O trabalho de inventariação do mais novo bem imaterial dos gaúchos foi realizado por representantes da Associação Sulina de Crédito e Assistência Rural – Empresa de Assistência Técnica e Extensão Rural (Ascar-Emater/RS) e da Universidade Federal do Rio Grande do Sul (UFRGS), com a assessoria técnica do Instituto do Patrimônio Histórico e Artístico do Estado (Iphae), instituição da Secretaria de Estado da Cultura (Sedac). A inscrição no Livro de Registro dos Saberes foi oficializada na tarde desta quarta-feira (30/10), em solenidade no Teatro Oficina Olga Reverbel do Complexo Multipalco do Theatro São Pedro, com a presença da Secretária de Estado da Cultura, Beatriz Araujo.
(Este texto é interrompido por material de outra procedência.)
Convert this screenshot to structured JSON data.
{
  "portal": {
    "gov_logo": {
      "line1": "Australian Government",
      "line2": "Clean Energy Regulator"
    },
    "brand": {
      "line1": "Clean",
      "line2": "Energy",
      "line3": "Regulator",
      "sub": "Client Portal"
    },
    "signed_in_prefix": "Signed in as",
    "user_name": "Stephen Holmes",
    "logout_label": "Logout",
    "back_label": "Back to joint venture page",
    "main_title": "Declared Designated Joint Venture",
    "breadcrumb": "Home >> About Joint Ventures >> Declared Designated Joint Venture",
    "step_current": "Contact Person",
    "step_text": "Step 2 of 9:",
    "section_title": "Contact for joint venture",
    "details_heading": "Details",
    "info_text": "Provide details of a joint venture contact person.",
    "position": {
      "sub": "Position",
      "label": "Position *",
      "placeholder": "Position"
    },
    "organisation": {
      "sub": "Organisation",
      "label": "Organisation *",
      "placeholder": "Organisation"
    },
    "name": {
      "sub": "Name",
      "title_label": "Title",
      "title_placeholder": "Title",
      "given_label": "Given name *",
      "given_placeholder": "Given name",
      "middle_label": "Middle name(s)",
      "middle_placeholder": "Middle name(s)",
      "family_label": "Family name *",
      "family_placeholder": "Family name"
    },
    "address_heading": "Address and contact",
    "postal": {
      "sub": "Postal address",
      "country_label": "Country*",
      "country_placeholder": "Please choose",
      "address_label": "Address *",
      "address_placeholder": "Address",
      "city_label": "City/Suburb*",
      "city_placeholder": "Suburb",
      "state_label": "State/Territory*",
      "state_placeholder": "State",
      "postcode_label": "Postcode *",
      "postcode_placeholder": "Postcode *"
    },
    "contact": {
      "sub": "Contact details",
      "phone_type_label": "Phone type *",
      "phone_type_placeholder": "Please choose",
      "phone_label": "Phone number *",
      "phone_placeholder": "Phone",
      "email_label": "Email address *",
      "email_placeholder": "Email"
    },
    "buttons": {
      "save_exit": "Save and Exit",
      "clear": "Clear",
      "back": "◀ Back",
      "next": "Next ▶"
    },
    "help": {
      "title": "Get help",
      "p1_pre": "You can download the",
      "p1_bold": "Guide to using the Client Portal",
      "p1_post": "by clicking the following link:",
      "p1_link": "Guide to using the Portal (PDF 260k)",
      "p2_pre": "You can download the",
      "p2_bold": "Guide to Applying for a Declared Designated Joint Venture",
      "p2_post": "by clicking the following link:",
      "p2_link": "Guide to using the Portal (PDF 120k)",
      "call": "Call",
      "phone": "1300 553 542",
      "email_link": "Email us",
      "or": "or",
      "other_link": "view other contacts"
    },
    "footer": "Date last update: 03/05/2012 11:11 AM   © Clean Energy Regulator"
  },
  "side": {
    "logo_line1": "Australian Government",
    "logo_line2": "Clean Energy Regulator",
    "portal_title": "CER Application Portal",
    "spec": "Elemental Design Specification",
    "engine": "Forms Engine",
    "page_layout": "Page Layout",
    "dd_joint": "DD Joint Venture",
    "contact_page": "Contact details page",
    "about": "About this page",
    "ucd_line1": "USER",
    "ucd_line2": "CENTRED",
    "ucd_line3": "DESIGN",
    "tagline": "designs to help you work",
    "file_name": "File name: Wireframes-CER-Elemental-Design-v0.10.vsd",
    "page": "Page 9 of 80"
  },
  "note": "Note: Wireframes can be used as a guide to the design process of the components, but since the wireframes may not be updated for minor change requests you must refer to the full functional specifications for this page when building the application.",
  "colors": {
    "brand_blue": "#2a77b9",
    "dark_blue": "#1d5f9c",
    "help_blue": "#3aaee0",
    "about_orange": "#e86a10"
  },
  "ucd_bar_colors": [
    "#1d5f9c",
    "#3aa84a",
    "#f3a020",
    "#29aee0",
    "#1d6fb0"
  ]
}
Em seu pronunciamento, ela lembrou do trabalho de reconhecimento e cuidado com o patrimônio material e imaterial que vem sendo realizado pelo governo gaúcho. Ao lembrar que os dois primeiros registros de patrimônio imaterial foram realizados em 2023, Bia afirmou que “esse momento foi construído a muitas mãos, durante muitos anos. É um início e agora é preciso preservar esse saber para que ele continue sendo especial e um diferencial para toda a região”. Conforme parecer técnico nº 007/2024, emitido pelo Iphae, a essência e os métodos tradicionais foram preservados, mesmo com as inovações tecnológicas, como a prensa hidráulica e o coalho industrial. A íntegra do documento, aprovado pela Câmara Temática do Patrimônio Cultural Imaterial em 6 de setembro, está disponível no link.
Segundo o representante dos produtores do Queijo Artesanal Serrano, Alexander de Liz, a produção esteve perto de ser extinta. “De um produto que vivia à margem da legalidade, virou celebridade no Brasil, passou a ser uma importante moeda de troca e se manteve a arte de produzir o Queijo Artesanal Serrano. Isso se deve ao trabalho de várias gerações”, afirmou de Liz. O produtor também agradeceu a Emater pelo trabalho de reconhecimento do valor imaterial registrado na tarde de hoje.
Pesquisadora da Universidade Federal do Rio Grande do Sul, a professora Saionara Wagner falou em nome dos inventariantes e destacou o trabalho dos produtores, lembrando que o produto é o único no Brasil a ter denominação de origem e indicação geográfica. O diretor de Memória é Patrimônio da Sedac, Eduardo Hahn, destacou a importância econômica e cultural do produto para a região. “Estamos reconhecendo um conjunto de saberes e técnicas que atravessam gerações, produzindo alimento para o corpo e para a alma”, destacou.
Representando a Assembleia Legislativa na solenidade desta tarde, o deputado Carlos Búrigo lembrou o trabalho de pesquisa desenvolvido nos últimos 20 anos para consolidar o Queijo Artesanal Serrano. Ele afirmou que “esse é um alimento tradicional e único da região e o reconhecimento é resultado da perseverança, da credibilidade e da articulação que os produtores empreenderam”, afirmou.
O primeiro bem imaterial reconhecido oficialmente foi o Sistema Cultural e Socioambiental da Erva-Mate Tradicional, registrado em junho de 2023 e o modo de fazer artesanato com a palha de butiá, listado em agosto de 2023, foi o segundo inscrito no Livro dos Saberes. A partir do registro, serão desenvolvidas medidas de salvaguarda junto às comunidades. A proteção do bem imaterial se dá nos eixos mobilização social e alcance da política; gestão participativa no processo de salvaguarda; difusão e valorização; produção e reprodução cultural.